As for my health, I still experience on average 10-15 symptoms a day. I am not better. I still have a long way to go. Nobody knows I’m suffering still unless I mention it, which I rarely do these days (second thing I am really good at hiding). And it’s not even something I have to suppress, I’m just focused more on other things. Self-centered survival has been replaced with outward-facing living. Life is too rich to be looking at myself all the time. My husband likes to joke that I am overly emotional but I hate to break it to him… I’m just growing more humane. The personal wars of extended suffering will do that to you. I have much more treatment to undergo, and I welcome the lessons they will hopefully continue to bring.

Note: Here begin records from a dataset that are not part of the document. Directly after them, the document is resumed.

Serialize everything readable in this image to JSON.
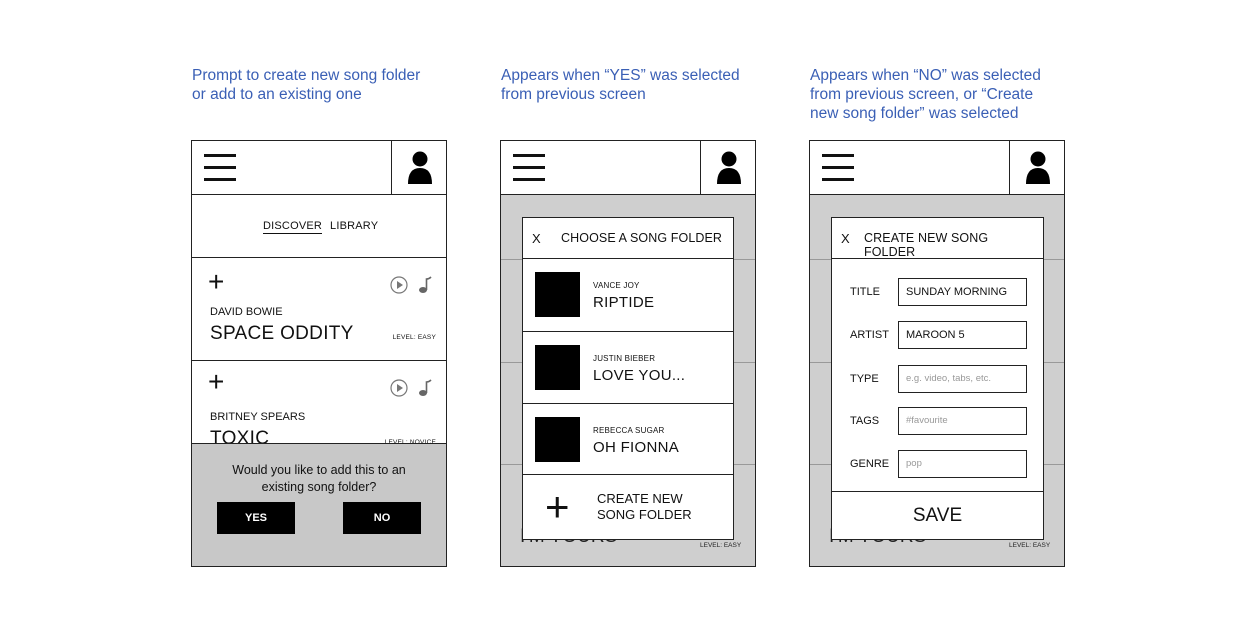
{
  "captions": [
    [
      "Prompt to create new song folder",
      "or add to an existing one"
    ],
    [
      "Appears when “YES” was selected",
      "from previous screen"
    ],
    [
      "Appears when “NO” was selected",
      "from previous screen, or “Create",
      "new song folder” was selected"
    ]
  ],
  "header": {
    "menu_icon": "hamburger-icon",
    "user_icon": "user-icon"
  },
  "screen1": {
    "tabs": [
      "DISCOVER",
      "LIBRARY"
    ],
    "songs": [
      {
        "add": "+",
        "artist": "DAVID BOWIE",
        "title": "SPACE ODDITY",
        "level": "LEVEL: EASY"
      },
      {
        "add": "+",
        "artist": "BRITNEY SPEARS",
        "title": "TOXIC",
        "level": "LEVEL: NOVICE"
      }
    ],
    "prompt": {
      "question": "Would you like to add this to an existing song folder?",
      "yes": "YES",
      "no": "NO"
    }
  },
  "screen2": {
    "close": "X",
    "title": "CHOOSE A SONG FOLDER",
    "folders": [
      {
        "artist": "VANCE JOY",
        "song": "RIPTIDE"
      },
      {
        "artist": "JUSTIN BIEBER",
        "song": "LOVE YOU..."
      },
      {
        "artist": "REBECCA SUGAR",
        "song": "OH FIONNA"
      }
    ],
    "create_plus": "+",
    "create_line1": "CREATE NEW",
    "create_line2": "SONG FOLDER",
    "bg_song": "I'M YOURS",
    "bg_level": "LEVEL: EASY"
  },
  "screen3": {
    "close": "X",
    "title": "CREATE NEW SONG FOLDER",
    "fields": [
      {
        "label": "TITLE",
        "value": "SUNDAY MORNING",
        "placeholder": ""
      },
      {
        "label": "ARTIST",
        "value": "MAROON 5",
        "placeholder": ""
      },
      {
        "label": "TYPE",
        "value": "",
        "placeholder": "e.g. video, tabs, etc."
      },
      {
        "label": "TAGS",
        "value": "",
        "placeholder": "#favourite"
      },
      {
        "label": "GENRE",
        "value": "",
        "placeholder": "pop"
      }
    ],
    "save": "SAVE",
    "bg_song": "I'M YOURS",
    "bg_level": "LEVEL: EASY"
  }
}
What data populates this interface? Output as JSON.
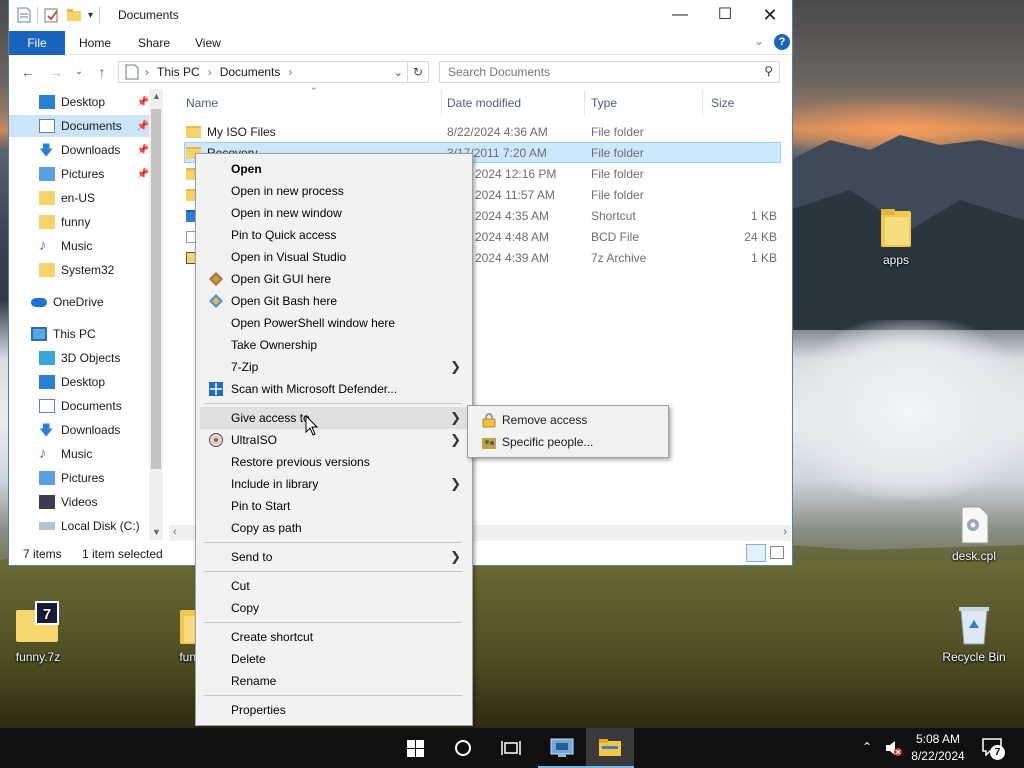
{
  "window": {
    "title": "Documents",
    "ribbon_tabs": [
      "File",
      "Home",
      "Share",
      "View"
    ],
    "address_parts": [
      "This PC",
      "Documents"
    ],
    "search_placeholder": "Search Documents"
  },
  "nav_pane": [
    {
      "label": "Desktop",
      "icon": "desktop-icon",
      "pinned": true
    },
    {
      "label": "Documents",
      "icon": "documents-icon",
      "pinned": true,
      "selected": true
    },
    {
      "label": "Downloads",
      "icon": "downloads-icon",
      "pinned": true
    },
    {
      "label": "Pictures",
      "icon": "pictures-icon",
      "pinned": true
    },
    {
      "label": "en-US",
      "icon": "folder-icon"
    },
    {
      "label": "funny",
      "icon": "folder-icon"
    },
    {
      "label": "Music",
      "icon": "music-icon"
    },
    {
      "label": "System32",
      "icon": "folder-icon"
    },
    {
      "label": "OneDrive",
      "icon": "onedrive-icon"
    },
    {
      "label": "This PC",
      "icon": "this-pc-icon"
    },
    {
      "label": "3D Objects",
      "icon": "3d-objects-icon"
    },
    {
      "label": "Desktop",
      "icon": "desktop-icon"
    },
    {
      "label": "Documents",
      "icon": "documents-icon"
    },
    {
      "label": "Downloads",
      "icon": "downloads-icon"
    },
    {
      "label": "Music",
      "icon": "music-icon"
    },
    {
      "label": "Pictures",
      "icon": "pictures-icon"
    },
    {
      "label": "Videos",
      "icon": "videos-icon"
    },
    {
      "label": "Local Disk (C:)",
      "icon": "local-disk-icon"
    }
  ],
  "columns": [
    "Name",
    "Date modified",
    "Type",
    "Size"
  ],
  "files": [
    {
      "name": "My ISO Files",
      "date": "8/22/2024 4:36 AM",
      "type": "File folder",
      "size": ""
    },
    {
      "name": "Recovery",
      "date": "3/17/2011 7:20 AM",
      "type": "File folder",
      "size": "",
      "selected": true
    },
    {
      "name": "",
      "date": "2024 12:16 PM",
      "type": "File folder",
      "size": ""
    },
    {
      "name": "",
      "date": "2024 11:57 AM",
      "type": "File folder",
      "size": ""
    },
    {
      "name": "",
      "date": "2024 4:35 AM",
      "type": "Shortcut",
      "size": "1 KB"
    },
    {
      "name": "",
      "date": "2024 4:48 AM",
      "type": "BCD File",
      "size": "24 KB"
    },
    {
      "name": "",
      "date": "2024 4:39 AM",
      "type": "7z Archive",
      "size": "1 KB"
    }
  ],
  "status": {
    "items": "7 items",
    "selected": "1 item selected"
  },
  "context_menu": {
    "items": [
      {
        "label": "Open",
        "bold": true
      },
      {
        "label": "Open in new process"
      },
      {
        "label": "Open in new window"
      },
      {
        "label": "Pin to Quick access"
      },
      {
        "label": "Open in Visual Studio"
      },
      {
        "label": "Open Git GUI here",
        "icon": "git-gui-icon"
      },
      {
        "label": "Open Git Bash here",
        "icon": "git-bash-icon"
      },
      {
        "label": "Open PowerShell window here"
      },
      {
        "label": "Take Ownership"
      },
      {
        "label": "7-Zip",
        "submenu": true
      },
      {
        "label": "Scan with Microsoft Defender...",
        "icon": "defender-icon"
      },
      {
        "label": "Give access to",
        "submenu": true,
        "hover": true
      },
      {
        "label": "UltraISO",
        "submenu": true,
        "icon": "ultraiso-icon"
      },
      {
        "label": "Restore previous versions"
      },
      {
        "label": "Include in library",
        "submenu": true
      },
      {
        "label": "Pin to Start"
      },
      {
        "label": "Copy as path"
      },
      {
        "label": "Send to",
        "submenu": true
      },
      {
        "label": "Cut"
      },
      {
        "label": "Copy"
      },
      {
        "label": "Create shortcut"
      },
      {
        "label": "Delete"
      },
      {
        "label": "Rename"
      },
      {
        "label": "Properties"
      }
    ]
  },
  "submenu": {
    "items": [
      {
        "label": "Remove access",
        "icon": "lock-icon"
      },
      {
        "label": "Specific people...",
        "icon": "people-icon"
      }
    ]
  },
  "desktop_icons": [
    {
      "label": "apps",
      "icon": "folder-icon"
    },
    {
      "label": "desk.cpl",
      "icon": "settings-file-icon"
    },
    {
      "label": "Recycle Bin",
      "icon": "recycle-bin-icon"
    },
    {
      "label": "funny.7z",
      "icon": "7z-archive-icon"
    },
    {
      "label": "fun",
      "icon": "folder-icon"
    }
  ],
  "taskbar": {
    "time": "5:08 AM",
    "date": "8/22/2024",
    "notification_count": "7"
  },
  "colors": {
    "accent": "#1a64c0",
    "selection": "#cce8ff",
    "taskbar": "#101010"
  }
}
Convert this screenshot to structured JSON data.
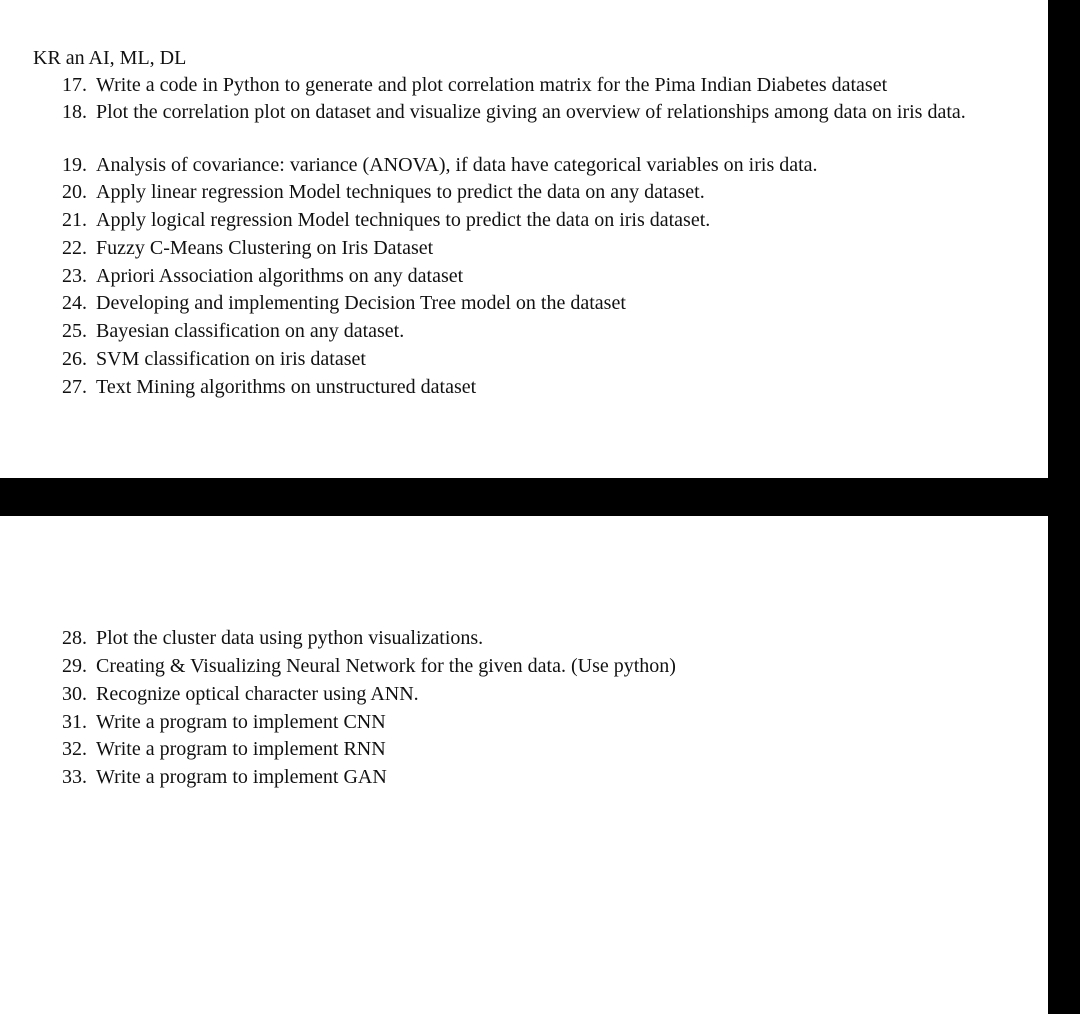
{
  "header": {
    "title": "KR an AI, ML, DL"
  },
  "top_list": [
    {
      "num": "17.",
      "text": "Write a code in Python to generate and plot correlation matrix for the Pima Indian Diabetes dataset"
    },
    {
      "num": "18.",
      "text": "Plot the correlation plot on dataset and visualize giving an overview of relationships among data on iris data."
    },
    {
      "num": "19.",
      "text": "Analysis of covariance: variance (ANOVA), if data have categorical variables on iris data."
    },
    {
      "num": "20.",
      "text": "Apply linear regression Model techniques to predict the data on any dataset."
    },
    {
      "num": "21.",
      "text": "Apply logical regression Model techniques to predict the data on iris dataset."
    },
    {
      "num": "22.",
      "text": "Fuzzy C-Means Clustering on Iris Dataset"
    },
    {
      "num": "23.",
      "text": "Apriori Association algorithms on any dataset"
    },
    {
      "num": "24.",
      "text": "Developing and implementing Decision Tree model on the dataset"
    },
    {
      "num": "25.",
      "text": "Bayesian classification on any dataset."
    },
    {
      "num": "26.",
      "text": "SVM classification on iris dataset"
    },
    {
      "num": "27.",
      "text": "Text Mining algorithms on unstructured dataset"
    }
  ],
  "bottom_list": [
    {
      "num": "28.",
      "text": "Plot the cluster data using python visualizations."
    },
    {
      "num": "29.",
      "text": "Creating & Visualizing Neural Network for the given data. (Use python)"
    },
    {
      "num": "30.",
      "text": "Recognize optical character using ANN."
    },
    {
      "num": "31.",
      "text": "Write a program to implement CNN"
    },
    {
      "num": "32.",
      "text": "Write a program to implement RNN"
    },
    {
      "num": "33.",
      "text": "Write a program to implement GAN"
    }
  ]
}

Now if you will excuse me, I need to prepare waffles for my husband tonight. He asked for them yesterday and I deeply felt his disappointment when I didn’t make it happen, even though he wouldn’t admit it. And even though it was only just waffles, my little heart broke. So he gets waffles. And cheesecake. Even though I can hardly stand the thought of looking at cake in my house without eating it, he gets cheesecake.
BUT, lucky for me, I’ll get to feel his feelings as he eats it.